Hashing
There are times when you need to retrieve values from a table instantaniously. The tables studied so far do not permit this.
A hash table maps a specific key directly to the value stored. Thus, by passing the key we can retrieve the value in one step.
A hash table is similar to an array. With an array, you have an index number mapped to a value. With a hash table, you use the search key to calculate the index position in which to place it. You calculate the index position using what's called a hash function. The index position returned from a hash function is called a hash key.
Definitions:
search key: the unique value identifying the record
hash key: the index position in which to store the record
The requirements for a hash function are:
1. Fast and easy to compute
2. Places items evenly throughout the table
3. The key must not be larger than the table size
Some common hash functions for numeric search key
Selecting digits
Choose specific digits from the number to form the hash key
If the value is a SSN, you could choose the 4th and 9th digits
h(001364825) = 35
The record would be stored in T[35]
Folding
Simply add the digits together to generate the hash key
h(001364825) = 0 + 0 + 1 + 3 + 6 + 4 + 8 + 2 + 5 = 29
The record would be stored in T[29]
With this hash function, the maximum size of the hash table would be 81
h(999999999) = 9 + 9 + 9 + 9 + 9 + 9 + 9 + 9 + 9 = 81
Another option is to group the digits in the search key
h(001364825) = 001 + 364 + 825 = 1190
With this hash function, the maximum size of the hash table would be 2997
h(999999999) = 999 + 999 + 999 = 2997
Modulo Arithmetic
The simplest and most effective hash function. Take the remainder after dividing by the table size:
h(x) = x mod TableSize
This works most effectively when the table size is a prime number. We'll look at this in more detail later.

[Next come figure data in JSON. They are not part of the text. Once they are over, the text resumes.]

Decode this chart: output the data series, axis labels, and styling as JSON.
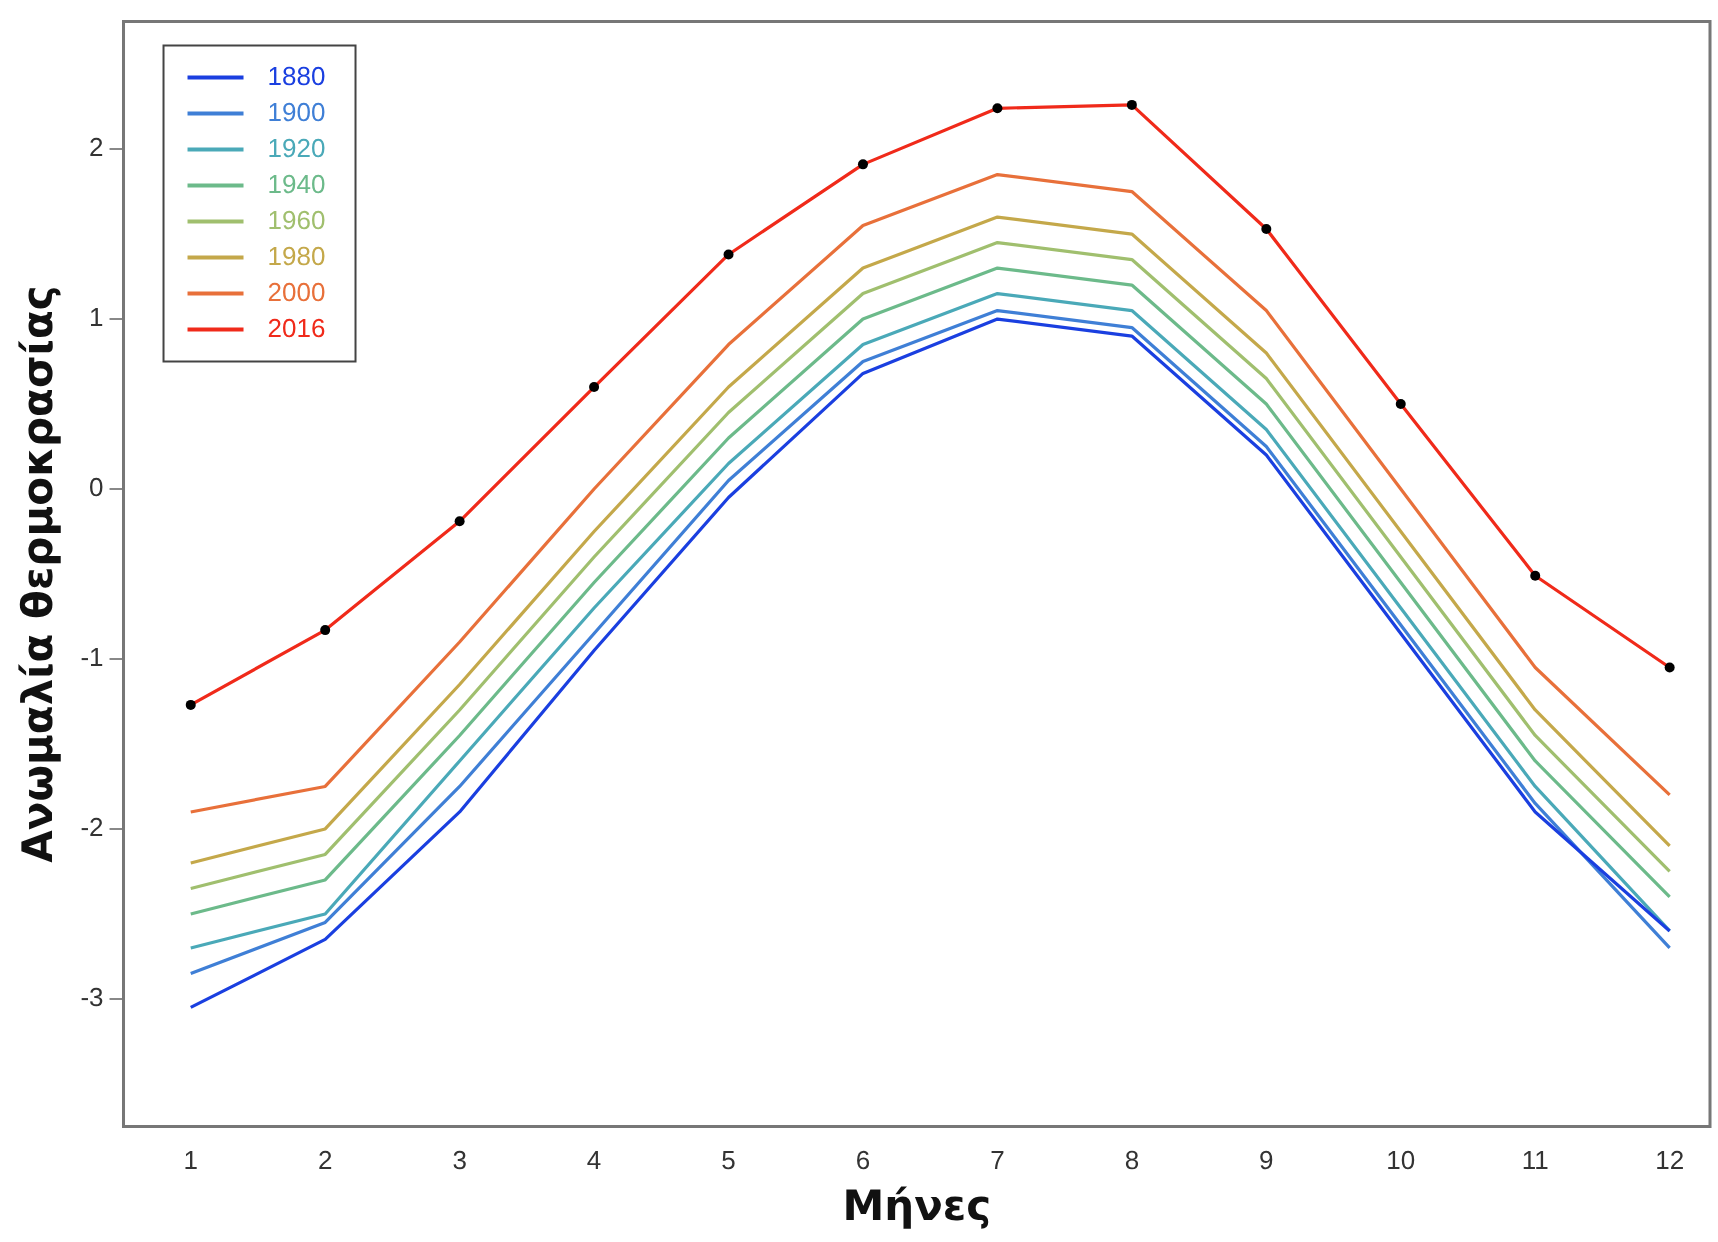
{
  "chart_data": {
    "type": "line",
    "xlabel": "Μήνες",
    "ylabel": "Ανωμαλία θερμοκρασίας",
    "x": [
      1,
      2,
      3,
      4,
      5,
      6,
      7,
      8,
      9,
      10,
      11,
      12
    ],
    "xlim": [
      0.5,
      12.3
    ],
    "xticks": [
      1,
      2,
      3,
      4,
      5,
      6,
      7,
      8,
      9,
      10,
      11,
      12
    ],
    "ylim": [
      -3.75,
      2.75
    ],
    "yticks": [
      -3,
      -2,
      -1,
      0,
      1,
      2
    ],
    "grid": false,
    "legend": "top left",
    "marker": "none",
    "line_style": "solid",
    "series": [
      {
        "name": "1880",
        "color": "#1a3fe0",
        "values": [
          -3.05,
          -2.65,
          -1.9,
          -0.95,
          -0.05,
          0.68,
          1.0,
          0.9,
          0.2,
          -0.85,
          -1.9,
          -2.6
        ]
      },
      {
        "name": "1900",
        "color": "#3f7fd6",
        "values": [
          -2.85,
          -2.55,
          -1.75,
          -0.85,
          0.05,
          0.75,
          1.05,
          0.95,
          0.25,
          -0.8,
          -1.85,
          -2.7
        ]
      },
      {
        "name": "1920",
        "color": "#4aa9b8",
        "values": [
          -2.7,
          -2.5,
          -1.6,
          -0.7,
          0.15,
          0.85,
          1.15,
          1.05,
          0.35,
          -0.7,
          -1.75,
          -2.6
        ]
      },
      {
        "name": "1940",
        "color": "#6cba8a",
        "values": [
          -2.5,
          -2.3,
          -1.45,
          -0.55,
          0.3,
          1.0,
          1.3,
          1.2,
          0.5,
          -0.55,
          -1.6,
          -2.4
        ]
      },
      {
        "name": "1960",
        "color": "#a0bf6e",
        "values": [
          -2.35,
          -2.15,
          -1.3,
          -0.4,
          0.45,
          1.15,
          1.45,
          1.35,
          0.65,
          -0.4,
          -1.45,
          -2.25
        ]
      },
      {
        "name": "1980",
        "color": "#c4a84a",
        "values": [
          -2.2,
          -2.0,
          -1.15,
          -0.25,
          0.6,
          1.3,
          1.6,
          1.5,
          0.8,
          -0.25,
          -1.3,
          -2.1
        ]
      },
      {
        "name": "2000",
        "color": "#e8703a",
        "values": [
          -1.9,
          -1.75,
          -0.9,
          0.0,
          0.85,
          1.55,
          1.85,
          1.75,
          1.05,
          0.0,
          -1.05,
          -1.8
        ]
      },
      {
        "name": "2016",
        "color": "#f02a1a",
        "marker": "circle",
        "values": [
          -1.27,
          -0.83,
          -0.19,
          0.6,
          1.38,
          1.91,
          2.24,
          2.26,
          1.53,
          0.5,
          -0.51,
          -1.05
        ]
      }
    ]
  }
}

It is acceptable to use more than one hash function at a time.
1. Hash the search key to return a hash key.
2. Hash the hash key from step one using a different hash function
Converting strings to numbers
There are times when the search key is a string instead of a number. It will be necessary to convert the string to a number before applying the hash function. A few common methods:
Convert the letters to ASCII values
h("NOTE") = 78 + 79 + 84 + 69 = 311
Convert the letters to their position in the alphabet
h("NOTE") = 14 + 15 + 20 + 5 = 54
The problem with the two methods above is that other search keys may convert to the same value:
h("TONE") = 20 + 15 + 14 + 5 = 54
One solution would be to convert the numbers to 5-bit binary numbers, concatenate, then convert to base 10
h("NOTE") = 14 + 15 + 20 + 5
= "01110" + "01111" + "10100" + "00101"
= 01110011111010000101
= 474757
Why a 5-bit binary number? I chose the position in the alphabet for the number. The largest number would be 26. Converted to binary this would be 11010, a 5-bit binary number.
The steps involved would be as follows:
1. Convert letter to numeric equivilant
2. Convert numbers to 5-bit binary
3. Concatenate the binary numbers
4. Convert the new binary number to base 10
Let's develop a simpler process for this computation.

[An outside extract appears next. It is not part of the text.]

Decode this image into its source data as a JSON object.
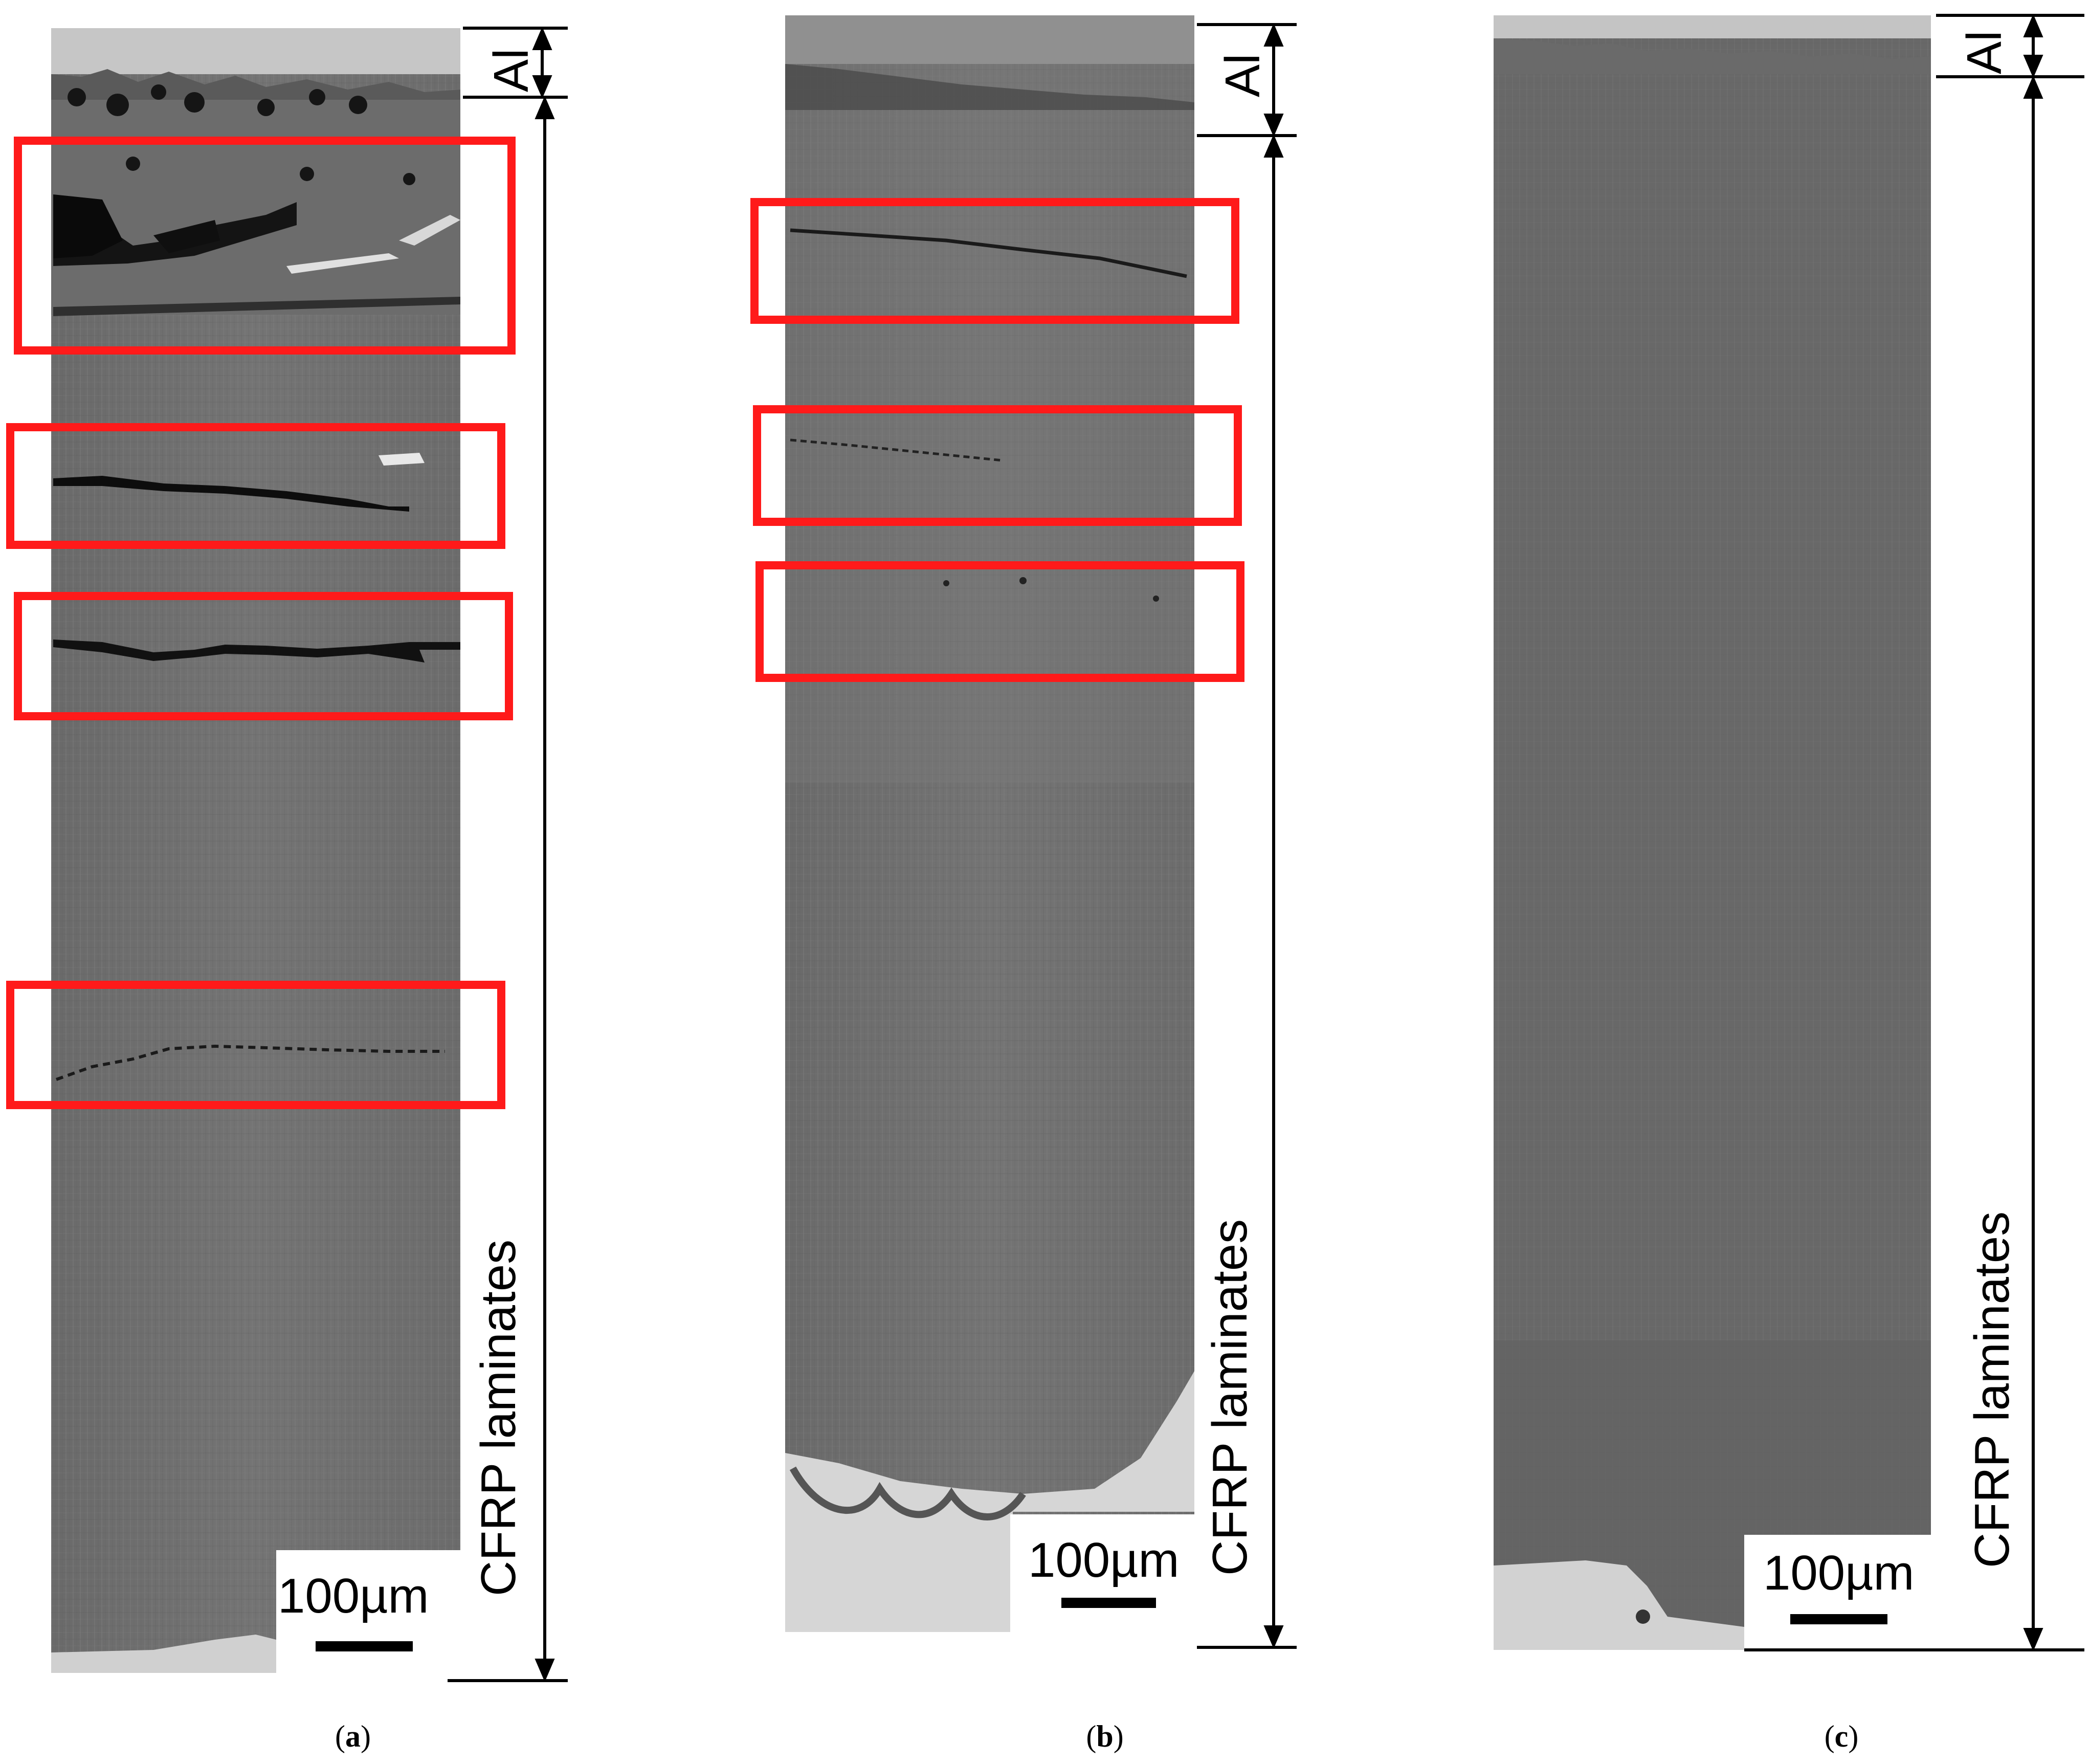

The first step is recognizing that the numeric representations of the letters, through the process of converting to 5-bit binary numbers, is essentially the same as treating it as a base 32 number ( 2^5 = 32):
14-15-20-5 base 32
To convert a base 32 to base 10:
14 * 32^3 + 15 * 32^2 + 20 * 32^1 + 5 * 32^0
Notice the pattern of the exponent- it starts at 0 on the far right side, and increases by one for each position. We could easily develop an alogorithm to handle this:
long hashKey(string searchKey) {
int len = searchKey.length();
long lRetVal = 0;
for ( int i=0; i